Observados os trâmites regimentais, o projeto foi submetido à publicidade e à deliberação na 15ª Sessão Ordinária do presente exercício legislativo, sendo aprovada a urgência simples e, em sequência, encaminhado a esta Procuradoria para manifestação jurídica.
Nos termos do art. 30, inciso I, da Constituição da República Federativa do Brasil (CRFB), combinado com o art. 8º, inciso I, da Lei Orgânica do Município de Itapemirim (LOM), compete ao Município legislar sobre assuntos de interesse local. Desta forma, a matéria não conflita com a competência privativa da União Federal (art. 22 da CRFB), bem como não conflita com a competência concorrente entre os Entes Federativos (art. 24 da CRFB).

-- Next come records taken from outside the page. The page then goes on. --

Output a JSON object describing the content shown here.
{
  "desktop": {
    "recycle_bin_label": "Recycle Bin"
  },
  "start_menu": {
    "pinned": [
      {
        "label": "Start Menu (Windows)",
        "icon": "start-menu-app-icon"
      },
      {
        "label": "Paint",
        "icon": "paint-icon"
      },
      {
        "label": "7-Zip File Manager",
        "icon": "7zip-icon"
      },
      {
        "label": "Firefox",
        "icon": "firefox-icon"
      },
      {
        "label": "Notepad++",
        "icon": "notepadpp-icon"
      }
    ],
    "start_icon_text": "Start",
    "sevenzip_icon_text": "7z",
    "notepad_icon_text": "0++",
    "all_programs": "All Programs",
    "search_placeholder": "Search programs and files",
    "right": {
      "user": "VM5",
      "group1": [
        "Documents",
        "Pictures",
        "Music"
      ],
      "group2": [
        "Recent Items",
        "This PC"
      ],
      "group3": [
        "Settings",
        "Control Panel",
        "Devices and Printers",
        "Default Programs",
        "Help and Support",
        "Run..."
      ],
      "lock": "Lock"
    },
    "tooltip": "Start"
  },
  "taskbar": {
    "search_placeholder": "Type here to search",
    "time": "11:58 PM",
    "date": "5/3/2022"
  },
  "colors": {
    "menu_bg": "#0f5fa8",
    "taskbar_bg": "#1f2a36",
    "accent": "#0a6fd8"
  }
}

A Lei Orgânica estabelece a competência do Município de Itapemirim para legislar sobre assunto de interesse local (art. 8º, inciso da LOM c/c art. 30, inciso I da CRFB). A iniciativa legislativa no âmbito municipal é regida, entre outros dispositivos, pelo art. 124 da Lei Orgânica do Município de Itapemirim, que expressamente prevê que a apresentação de projetos de lei cabe a qualquer vereador, às comissões permanentes, ao prefeito e aos cidadãos, ressalvadas as hipóteses de iniciativa exclusiva do Chefe do Poder Executivo, conforme determinação legal específica. O art. 36, inciso II, da Lei Orgânica Municipal estabelece ser de iniciativa privativa do Chefe do Poder Executivo a proposição de matérias como a tratada no presente Projeto de Lei, de modo que, considerando a autoria da proposição, verifica-se sua adequação legal.

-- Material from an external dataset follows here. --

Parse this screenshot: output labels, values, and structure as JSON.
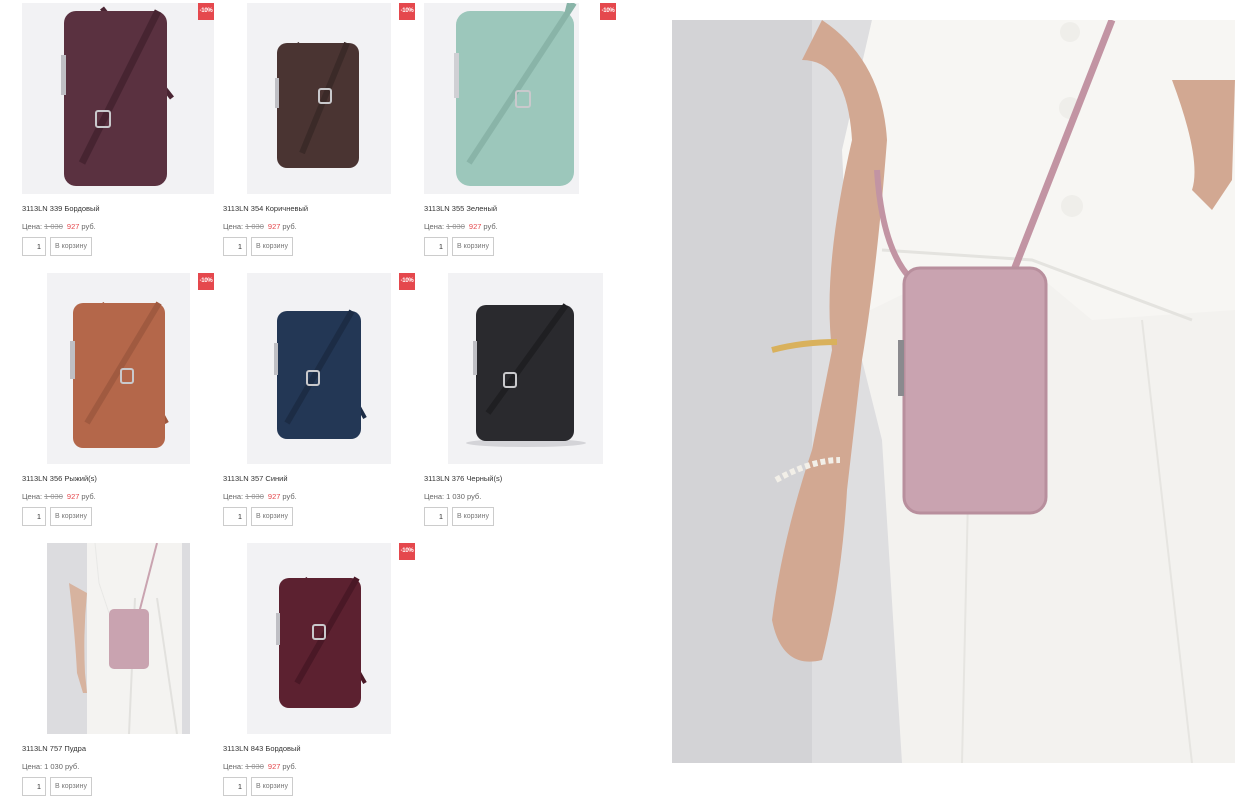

Quanto ao mérito da proposição, verifica-se que o projeto de lei visa alterar a redação do caput do art. 110 e do §2º da Lei Municipal nº 1.716, de 23 de dezembro de 2002, com o objetivo de realizar duas principais alterações: i) ampliar de 03 (três) para 05 (cinco) membro da Junta de Impugnação Fiscal (JIF) e; ii) a discricionariedade do Chefe do Poder Executivo designar o Presidente da JIF dentre os nomeados. Não obstante, o art. 2º do projeto de lei concede efeito retroativo aos efeitos da lei para 01 de maio de 2025.
Sobre o tema, aplica-se a Lei Municipal nº 2.899, de 03 de novembro de 2025, que instituiu a gratificação especial para os membros da JIF, possuindo o seu respectivo valor alterado conforme Decreto nº 21.242, de 13 de janeiro de 2025. Nesse sentido, foi realizado Estimativa do Impacto Orçamentário-Financeiro e Declaração de Adequação Orçamentária-Financeira em anexo aos autos.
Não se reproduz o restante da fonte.